Chomoncik Mariusz, Nitecki Jacek, Ogonowska Dorota, Cisoń-Apanasewicz Urszula, Potok Halina
Szkola Aspirantów Państwowej, Strazy Pozarnej w Krakowie.
Komenda Wojewódzka Państwowej Strazy, Pozarnej w Krakowie.
Przegl Lek. 2013;70(8):633-7.
Emergency Medical Services (EMS) were founded by the government to perform tasks aimed at providing people with help in life-threatening conditions. The system comprises two constituent parts. The first one is public administrative bodies which are to organise, plan, coordinate and supervise the completion of the tasks. The other constituent is EMS units which keep people, resources and units in readiness. Supportive services, which include: the State Fire Service (SFS) and the National Firefighting and Rescue System (NFRS), are of great importance for EMS because they are eligible for providing acute medical care (professional first aid). Acute medical care covers actions performed by rescue workers to help people in life-threatening conditions. Rescue workers provide acute medical care in situations when EMS are not present on the spot and the injured party can be accessed only with the use of professional equipment by trained workers of NFRS. Whenever necessary, workers of supportive services can assist paramedics' actions. Cooperation of all units of EMS and NFRS is very important for rescue operations in the integrated rescue system. Time is a key aspect in delivering first aid to a person in life-threatening conditions. Fast and efficient first aid given by the accident's witness, as well as acute medical care performed by a rescue worker can prevent death and minimise negative effects of an injury or intoxication. It is essential that people delivering first aid and acute medical care should act according to acknowledged and standardised procedures because only in this way can the process of decision making be sped up and consequently, the number of possible complications following accidents decreased. The present paper presents an analysis of legal regulations concerning the management of chemical burn and inhalant intoxication in acute medical care procedures of the State Fire Service. It was observed that the procedures for rescue workers entitled to provide acute medical care should be correlated with the procedures for emergency medical teams.

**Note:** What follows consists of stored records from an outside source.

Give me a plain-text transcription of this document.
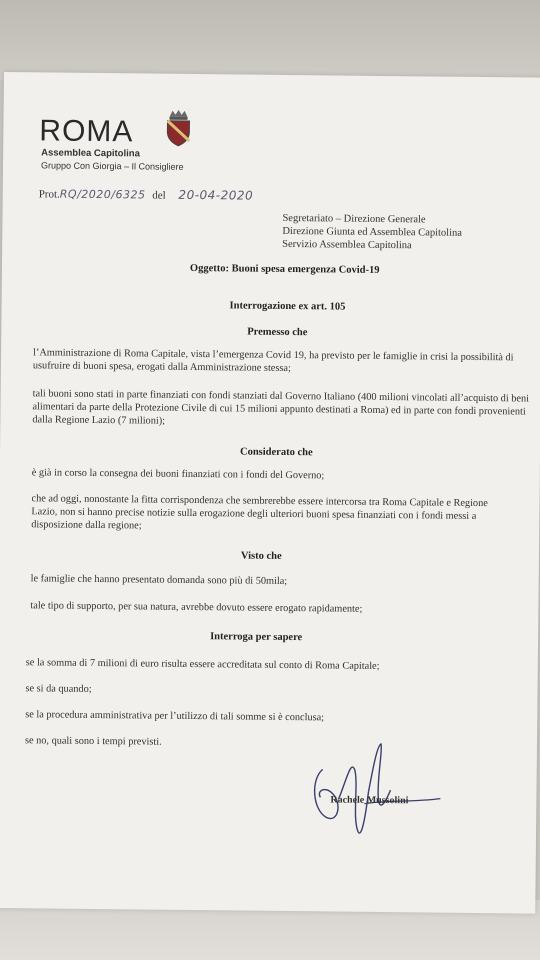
ROMA
Assemblea Capitolina
Gruppo Con Giorgia – Il Consigliere
Prot.RQ/2020/6325 del 20-04-2020
Segretariato – Direzione Generale
Direzione Giunta ed Assemblea Capitolina
Servizio Assemblea Capitolina
Oggetto: Buoni spesa emergenza Covid-19
Interrogazione ex art. 105
Premesso che
l’Amministrazione di Roma Capitale, vista l’emergenza Covid 19, ha previsto per le famiglie in crisi la possibilità di usufruire di buoni spesa, erogati dalla Amministrazione stessa;
tali buoni sono stati in parte finanziati con fondi stanziati dal Governo Italiano (400 milioni vincolati all’acquisto di beni alimentari da parte della Protezione Civile di cui 15 milioni appunto destinati a Roma) ed in parte con fondi provenienti dalla Regione Lazio (7 milioni);
Considerato che
è già in corso la consegna dei buoni finanziati con i fondi del Governo;
che ad oggi, nonostante la fitta corrispondenza che sembrerebbe essere intercorsa tra Roma Capitale e Regione Lazio, non si hanno precise notizie sulla erogazione degli ulteriori buoni spesa finanziati con i fondi messi a disposizione dalla regione;
Visto che
le famiglie che hanno presentato domanda sono più di 50mila;
tale tipo di supporto, per sua natura, avrebbe dovuto essere erogato rapidamente;
Interroga per sapere
se la somma di 7 milioni di euro risulta essere accreditata sul conto di Roma Capitale;
se si da quando;
se la procedura amministrativa per l’utilizzo di tali somme si è conclusa;
se no, quali sono i tempi previsti.
Rachele Mussolini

紧急医疗服务(EMS)由政府设立,旨在执行任务,为处于危及生命状况的人们提供帮助。该系统由两个组成部分构成。第一部分是公共行政机构,其负责组织、规划、协调和监督任务的完成情况。另一组成部分是紧急医疗服务单位,其负责人员、资源和单位的待命工作。支持性服务,包括国家消防局(SFS)和国家灭火与救援系统(NFRS),对紧急医疗服务至关重要,因为它们有资格提供急性医疗护理(专业急救)。急性医疗护理涵盖救援人员为帮助处于危及生命状况的人们而采取的行动。在紧急医疗服务不在现场且只有国家灭火与救援系统的训练有素的工作人员使用专业设备才能接触到受伤人员的情况下,救援人员提供急性医疗护理。必要时,支持性服务的工作人员可协助护理人员的行动。紧急医疗服务和国家灭火与救援系统所有单位的合作对于综合救援系统中的救援行动非常重要。时间是对处于危及生命状况的人进行急救的关键因素。事故目击者提供的快速有效的急救以及救援人员进行的急性医疗护理可以防止死亡,并将受伤或中毒的负面影响降至最低。提供急救和急性医疗护理的人员必须按照公认的标准化程序行事,因为只有这样才能加快决策过程,从而减少事故后可能出现的并发症数量。本文对国家消防局急性医疗护理程序中化学烧伤和吸入性中毒管理的法律法规进行了分析。据观察,有权提供急性医疗护理的救援人员的程序应与紧急医疗团队的程序相关联。